Citing a need to build up instead of out due to diminishing available warehouse space, Prologis will begin construction on a three-story, 580,000-square foot Seattle facility next year and wrap up in 2018.

The world's largest warehouse owner plans to bring a new concept to the U.S. distribution market in coming years: the multi-level warehouse.

Officials from Prologis told The Wall Street Journal that construction on its three-story, 580,000-square-foot Seattle warehouse will begin next year and wrap up in 2018.

Multi-story warehouses are relatively common in Asia and Europe, where a relative lack of available real estate forced distributors to expand upward.

The pattern, however, didn't make its way to the U.S., where massive, one-story warehouses take advantage of plentiful land — often in suburban or rural areas.

The rapid growth of e-commerce, however, increased the pressure on retailers and shippers to get products to customers faster — which put a premium on warehouses located in large population centers with limited available space and skyrocketing rental rates.

“The only way the logistics sector can compete is with this more dense format," Prologis chief executive Hamid Moghadam told the Journal.

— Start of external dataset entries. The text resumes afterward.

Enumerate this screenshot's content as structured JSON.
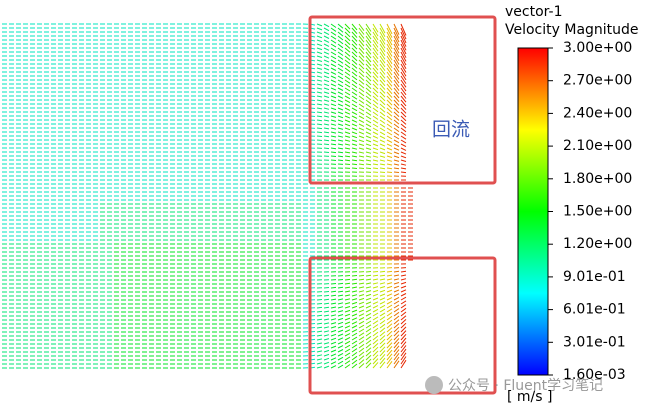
{
  "legend": {
    "title": "vector-1",
    "subtitle": "Velocity Magnitude",
    "labels": [
      "3.00e+00",
      "2.70e+00",
      "2.40e+00",
      "2.10e+00",
      "1.80e+00",
      "1.50e+00",
      "1.20e+00",
      "9.01e-01",
      "6.01e-01",
      "3.01e-01",
      "1.60e-03"
    ],
    "unit": "[ m/s ]"
  },
  "annotation": "回流",
  "watermark": "公众号 · Fluent学习笔记"
}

The new Prologis warehouse in Seattle will feature a second floor accessible by truck ramps and a third floor dedicated to lighter-scale operations and serviced by freight elevators. Seattle officials expect the project to create hundreds of jobs in the city.

Rental space at the new facility could be up to 50 percent more than rates at conventional warehouses, but analysts suggested that tenants could account for the added expense with savings on shipping costs.

Prologis also indicated that it will evaluate building multi-level warehouses in other U.S. metro areas with increasingly limited warehouse space, including New York, Los Angeles and the Bay Area.